I couldn't seem to focus on how to design the retreat, and was actually considering backing out. So I got out my I Ching workbook and threw the coins. I do not remember which hexagram resulted; it might have been #13. I was barely aware of it even then, because shifting my focus to invite my intuition freed me from logical attempts to understand, and I "heard" the clear message to quit worrying what they might think of me, and focus on their needs (yes, duh!).
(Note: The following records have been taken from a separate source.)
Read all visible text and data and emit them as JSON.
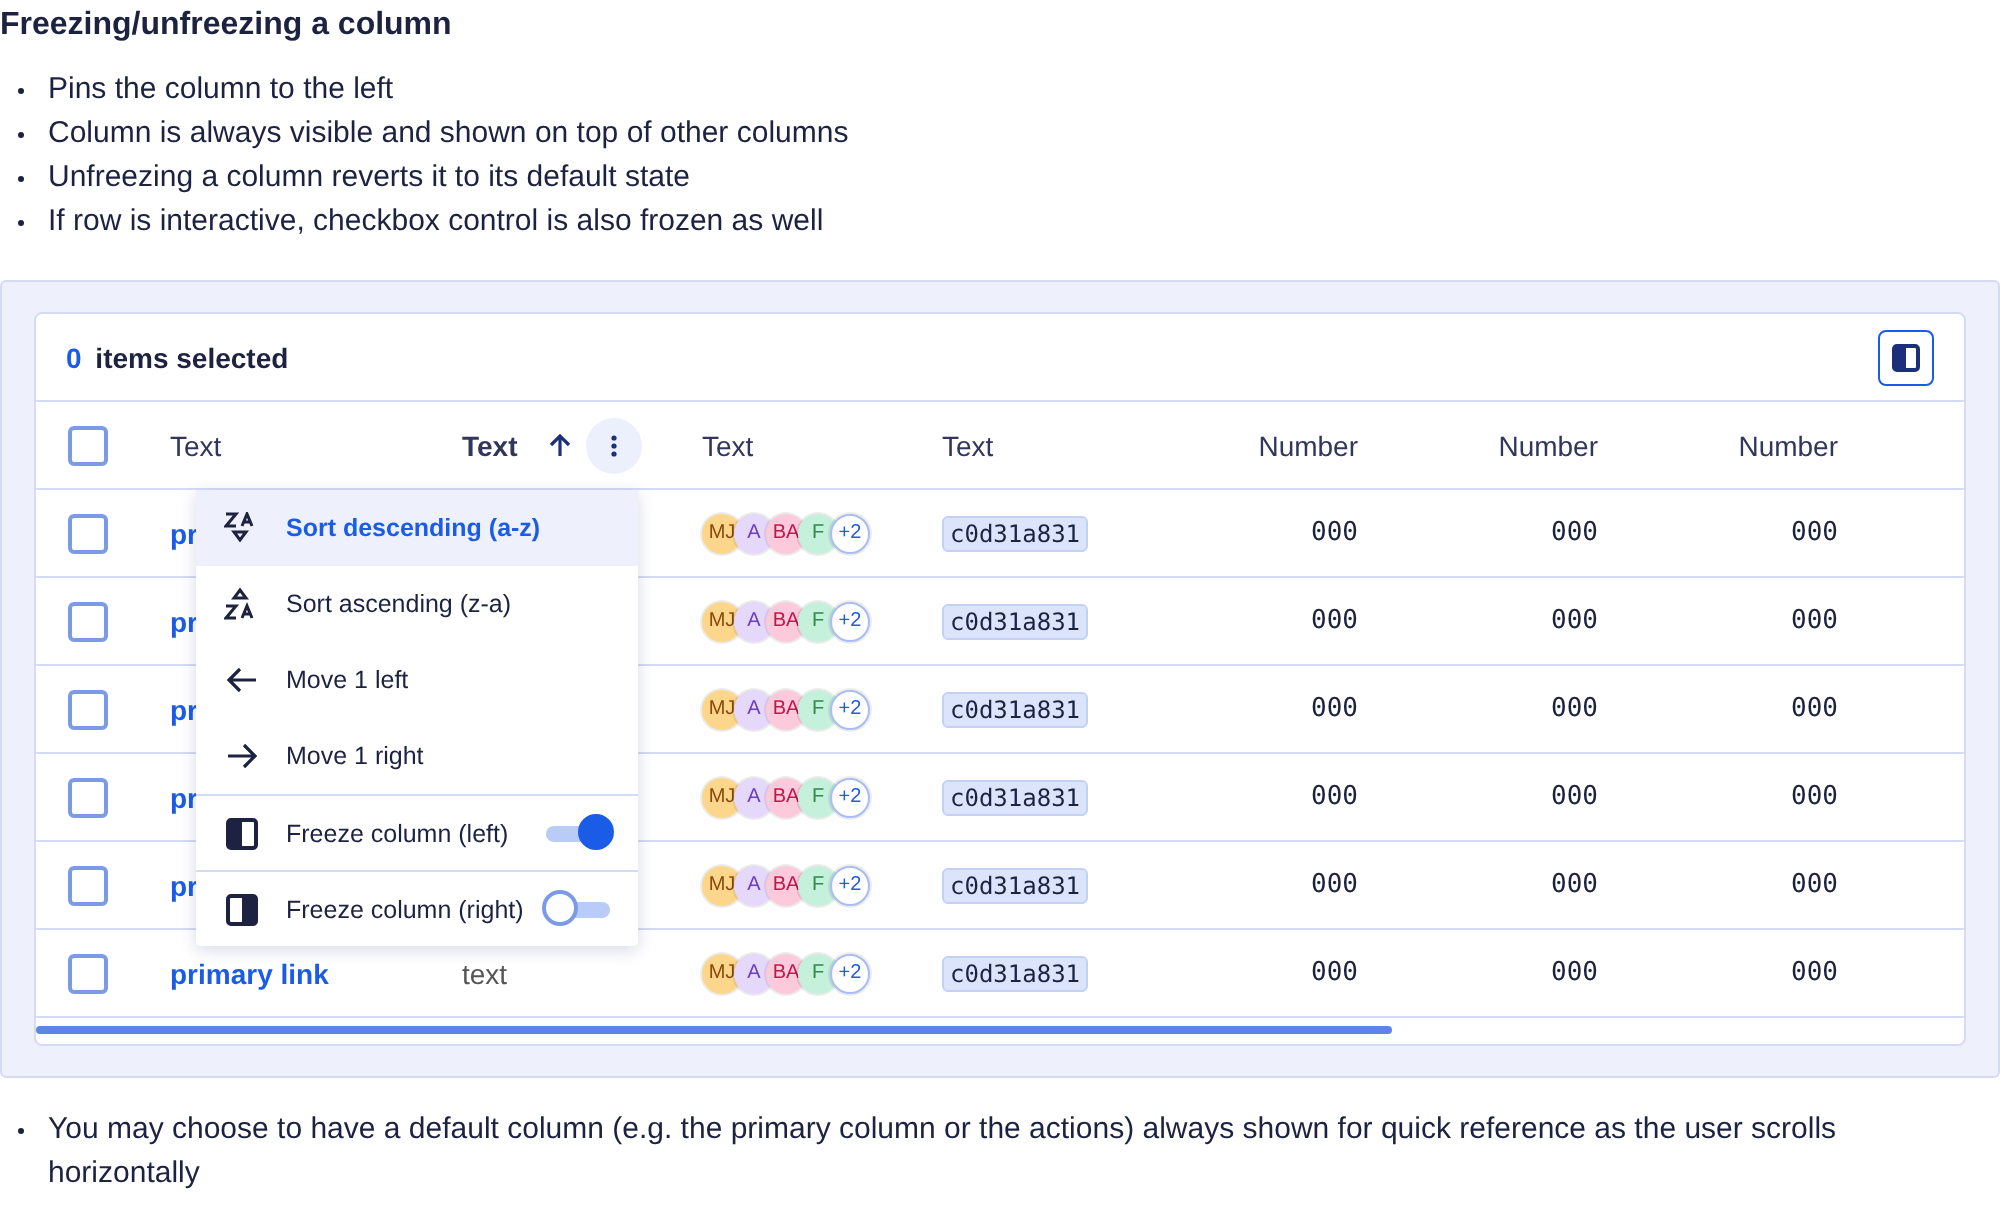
{
  "title": "Freezing/unfreezing a column",
  "bullets": [
    "Pins the column to the left",
    "Column is always visible and shown on top of other columns",
    "Unfreezing a column reverts it to its default state",
    "If row is interactive, checkbox control is also frozen as well"
  ],
  "table": {
    "selected_count": "0",
    "selected_label": "items selected",
    "all_checked": false,
    "columns": [
      {
        "label": "Text",
        "sorted": false
      },
      {
        "label": "Text",
        "sorted": true
      },
      {
        "label": "Text",
        "sorted": false
      },
      {
        "label": "Text",
        "sorted": false
      },
      {
        "label": "Number",
        "sorted": false
      },
      {
        "label": "Number",
        "sorted": false
      },
      {
        "label": "Number",
        "sorted": false
      }
    ],
    "rows": [
      {
        "checked": false,
        "link": "pr",
        "avatars": [
          {
            "initials": "MJ",
            "color": "#fcd68a"
          },
          {
            "initials": "A",
            "color": "#e5d8fb"
          },
          {
            "initials": "BA",
            "color": "#fccadb"
          },
          {
            "initials": "F",
            "color": "#c5f1dc"
          }
        ],
        "more": "+2",
        "hash": "c0d31a831",
        "numbers": [
          "000",
          "000",
          "000"
        ]
      },
      {
        "checked": false,
        "link": "pr",
        "avatars": [
          {
            "initials": "MJ",
            "color": "#fcd68a"
          },
          {
            "initials": "A",
            "color": "#e5d8fb"
          },
          {
            "initials": "BA",
            "color": "#fccadb"
          },
          {
            "initials": "F",
            "color": "#c5f1dc"
          }
        ],
        "more": "+2",
        "hash": "c0d31a831",
        "numbers": [
          "000",
          "000",
          "000"
        ]
      },
      {
        "checked": false,
        "link": "pr",
        "avatars": [
          {
            "initials": "MJ",
            "color": "#fcd68a"
          },
          {
            "initials": "A",
            "color": "#e5d8fb"
          },
          {
            "initials": "BA",
            "color": "#fccadb"
          },
          {
            "initials": "F",
            "color": "#c5f1dc"
          }
        ],
        "more": "+2",
        "hash": "c0d31a831",
        "numbers": [
          "000",
          "000",
          "000"
        ]
      },
      {
        "checked": false,
        "link": "pr",
        "avatars": [
          {
            "initials": "MJ",
            "color": "#fcd68a"
          },
          {
            "initials": "A",
            "color": "#e5d8fb"
          },
          {
            "initials": "BA",
            "color": "#fccadb"
          },
          {
            "initials": "F",
            "color": "#c5f1dc"
          }
        ],
        "more": "+2",
        "hash": "c0d31a831",
        "numbers": [
          "000",
          "000",
          "000"
        ]
      },
      {
        "checked": false,
        "link": "pr",
        "avatars": [
          {
            "initials": "MJ",
            "color": "#fcd68a"
          },
          {
            "initials": "A",
            "color": "#e5d8fb"
          },
          {
            "initials": "BA",
            "color": "#fccadb"
          },
          {
            "initials": "F",
            "color": "#c5f1dc"
          }
        ],
        "more": "+2",
        "hash": "c0d31a831",
        "numbers": [
          "000",
          "000",
          "000"
        ]
      },
      {
        "checked": false,
        "link": "primary link",
        "text": "text",
        "avatars": [
          {
            "initials": "MJ",
            "color": "#fcd68a"
          },
          {
            "initials": "A",
            "color": "#e5d8fb"
          },
          {
            "initials": "BA",
            "color": "#fccadb"
          },
          {
            "initials": "F",
            "color": "#c5f1dc"
          }
        ],
        "more": "+2",
        "hash": "c0d31a831",
        "numbers": [
          "000",
          "000",
          "000"
        ]
      }
    ]
  },
  "column_menu": {
    "items": [
      {
        "kind": "action",
        "label": "Sort descending (a-z)",
        "selected": true
      },
      {
        "kind": "action",
        "label": "Sort ascending (z-a)",
        "selected": false
      },
      {
        "kind": "action",
        "label": "Move 1 left",
        "selected": false
      },
      {
        "kind": "action",
        "label": "Move 1 right",
        "selected": false
      },
      {
        "kind": "toggle",
        "label": "Freeze column (left)",
        "selected": false,
        "on": true
      },
      {
        "kind": "toggle",
        "label": "Freeze column (right)",
        "selected": false,
        "on": false
      }
    ]
  },
  "footer_bullets": [
    "You may choose to have a default column (e.g. the primary column or the actions) always shown for quick reference as the user scrolls horizontally"
  ]
}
I called the VP and asked for a thumbnail sketch of all the participants, made some educated guesses about their range of Enneagram styles, bought amusing t-shirts as prizes for "best in type" (on the perfectionist's t-shirt two buzzards sit on a branch, one telling the other "Patience my ass, I'm gonna kill somebody!") and created a client-centered design they appreciated and enjoyed.
You could argue that I might have designed an effective workshop using pure logic. Sure. But I was blocked and needed to get out of my head. Since then I've learned to tune in without props. Whenever I hear myself thinking "Yikes, not sure where to go with this..." I take a deep breath, imagine myself completely in tune and connected with my client(s), and picture (da dum) a butterfly.